In 2013 there was a drive by the Delhi state administration to involve some high-profile people in eulogizing what they referred to as ‘My Delhi’ on television and in other mass media. The people invited who heaped praises on Delhi as a city were all upper class, highly educated, and often high-profile individuals. However, ask a common person on the street, and few would have any sense of identification with the city; for many it is only a place for making a living or a quick buck. In fact, ‘urbanity’ has become a label, designating a particular way of life that one has to adopt; it does not come naturally to most people, it is not brought about by simply being a part of the city.

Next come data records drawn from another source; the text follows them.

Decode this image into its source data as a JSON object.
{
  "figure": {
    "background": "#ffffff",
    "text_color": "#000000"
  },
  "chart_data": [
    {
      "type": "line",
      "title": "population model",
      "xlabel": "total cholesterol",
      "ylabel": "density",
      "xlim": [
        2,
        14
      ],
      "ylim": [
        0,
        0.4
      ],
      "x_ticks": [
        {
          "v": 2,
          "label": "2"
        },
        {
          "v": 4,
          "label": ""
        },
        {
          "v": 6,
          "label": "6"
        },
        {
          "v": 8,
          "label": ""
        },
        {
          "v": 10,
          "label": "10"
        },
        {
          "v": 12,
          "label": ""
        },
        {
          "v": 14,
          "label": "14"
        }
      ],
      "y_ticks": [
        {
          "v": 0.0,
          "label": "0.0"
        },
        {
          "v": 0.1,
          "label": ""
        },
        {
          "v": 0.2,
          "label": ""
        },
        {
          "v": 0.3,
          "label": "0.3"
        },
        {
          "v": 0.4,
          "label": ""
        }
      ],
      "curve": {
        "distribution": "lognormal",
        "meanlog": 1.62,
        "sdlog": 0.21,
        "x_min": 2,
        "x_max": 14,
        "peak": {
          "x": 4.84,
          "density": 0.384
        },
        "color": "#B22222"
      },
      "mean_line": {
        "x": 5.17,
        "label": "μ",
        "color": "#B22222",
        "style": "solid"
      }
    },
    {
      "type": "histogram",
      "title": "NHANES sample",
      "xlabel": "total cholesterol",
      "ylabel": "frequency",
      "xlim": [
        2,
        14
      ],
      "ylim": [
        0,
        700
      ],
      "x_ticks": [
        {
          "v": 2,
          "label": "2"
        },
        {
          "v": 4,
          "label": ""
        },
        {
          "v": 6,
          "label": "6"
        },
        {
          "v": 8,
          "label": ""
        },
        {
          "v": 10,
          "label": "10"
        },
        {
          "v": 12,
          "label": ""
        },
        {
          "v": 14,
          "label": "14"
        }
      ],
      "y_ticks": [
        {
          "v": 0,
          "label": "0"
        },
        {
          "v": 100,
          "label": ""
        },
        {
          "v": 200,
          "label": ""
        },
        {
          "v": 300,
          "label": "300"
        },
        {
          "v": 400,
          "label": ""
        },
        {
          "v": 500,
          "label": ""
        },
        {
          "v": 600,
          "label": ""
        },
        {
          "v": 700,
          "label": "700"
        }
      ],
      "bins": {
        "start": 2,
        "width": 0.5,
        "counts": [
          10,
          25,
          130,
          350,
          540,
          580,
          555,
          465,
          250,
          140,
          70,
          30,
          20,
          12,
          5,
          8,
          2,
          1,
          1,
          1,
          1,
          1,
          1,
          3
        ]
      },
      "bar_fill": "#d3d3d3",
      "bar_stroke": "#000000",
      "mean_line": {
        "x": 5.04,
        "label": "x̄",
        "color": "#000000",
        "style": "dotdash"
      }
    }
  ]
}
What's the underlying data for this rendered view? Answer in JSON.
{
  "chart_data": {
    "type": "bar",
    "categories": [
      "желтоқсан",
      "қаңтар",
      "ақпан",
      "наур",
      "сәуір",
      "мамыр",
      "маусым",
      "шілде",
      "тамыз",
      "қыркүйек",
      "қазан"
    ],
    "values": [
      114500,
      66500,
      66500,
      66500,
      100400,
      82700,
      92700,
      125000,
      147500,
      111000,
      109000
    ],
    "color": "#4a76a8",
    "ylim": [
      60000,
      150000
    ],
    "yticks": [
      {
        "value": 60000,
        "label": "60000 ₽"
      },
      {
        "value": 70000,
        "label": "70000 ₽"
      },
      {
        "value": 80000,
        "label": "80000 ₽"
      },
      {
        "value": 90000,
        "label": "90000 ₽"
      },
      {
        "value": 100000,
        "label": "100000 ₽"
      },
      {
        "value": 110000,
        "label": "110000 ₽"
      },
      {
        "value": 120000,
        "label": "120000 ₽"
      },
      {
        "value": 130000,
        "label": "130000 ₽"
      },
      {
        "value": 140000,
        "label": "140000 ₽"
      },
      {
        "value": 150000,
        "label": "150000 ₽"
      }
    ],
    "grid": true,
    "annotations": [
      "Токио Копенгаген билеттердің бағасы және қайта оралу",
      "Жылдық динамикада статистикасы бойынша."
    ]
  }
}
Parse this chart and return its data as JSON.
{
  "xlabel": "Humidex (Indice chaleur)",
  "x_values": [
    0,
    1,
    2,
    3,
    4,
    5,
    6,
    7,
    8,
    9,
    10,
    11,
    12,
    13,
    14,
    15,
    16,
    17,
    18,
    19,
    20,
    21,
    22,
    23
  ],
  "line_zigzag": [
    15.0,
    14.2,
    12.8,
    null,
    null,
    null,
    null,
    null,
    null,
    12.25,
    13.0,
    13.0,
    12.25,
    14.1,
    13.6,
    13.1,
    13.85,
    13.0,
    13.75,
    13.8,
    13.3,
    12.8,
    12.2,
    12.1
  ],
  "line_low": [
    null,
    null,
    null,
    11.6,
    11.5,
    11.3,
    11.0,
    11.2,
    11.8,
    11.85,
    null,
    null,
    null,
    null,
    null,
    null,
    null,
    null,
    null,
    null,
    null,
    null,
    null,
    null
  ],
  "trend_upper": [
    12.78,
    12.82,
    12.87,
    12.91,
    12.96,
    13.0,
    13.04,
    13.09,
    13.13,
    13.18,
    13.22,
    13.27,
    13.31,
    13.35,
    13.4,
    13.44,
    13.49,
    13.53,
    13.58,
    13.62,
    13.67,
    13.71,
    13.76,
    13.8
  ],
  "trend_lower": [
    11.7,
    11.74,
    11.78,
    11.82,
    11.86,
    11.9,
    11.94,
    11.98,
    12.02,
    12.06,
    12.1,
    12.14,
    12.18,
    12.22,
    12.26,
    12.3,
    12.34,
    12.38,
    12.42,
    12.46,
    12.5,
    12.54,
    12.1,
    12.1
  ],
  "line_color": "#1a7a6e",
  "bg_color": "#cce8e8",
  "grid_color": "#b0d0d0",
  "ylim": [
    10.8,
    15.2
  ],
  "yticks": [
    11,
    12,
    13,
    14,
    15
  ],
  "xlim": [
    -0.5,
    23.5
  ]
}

To conclude, let me summarize the questions that I have raised. Firstly, I have queried whether we can define the ‘urban’ beyond certain physical characteristics universally associated with the structure of the city. Similarly, I argued that the city as representative of the state and its laws is a shadowy area. Secondly, since the cognitive dimensions of ‘being urban’ are deeply embedded in the social, cultural, and historical context in which the physical city is situated, we need to ask whether it will ever be possible to define ‘urbanism’ as a way of life, as was attempted in early 19th-century Europe. Thirdly, I have asked whether it is possible to separate the manner of development of the city, its population, its economy, and even its infrastructure from an assessment of the way in which the non-urban parts of the globe are treated by state policies, the global economy, and environmental transformations. The urban and the non-urban are part of the same global environment and one cannot be isolated from the other. Movements of populations, markets, and environmental issues are all interconnected; thus, the ‘urban’ can hardly be viewed as a stand-alone entity. So, ultimately, we have to come back to anthropology as a holistic discipline and to the view that urban, rural, and other categories are not separable but enmeshed into human history and social evolution.

Footnotes

1. This highway is busy day and night with heavy traffic.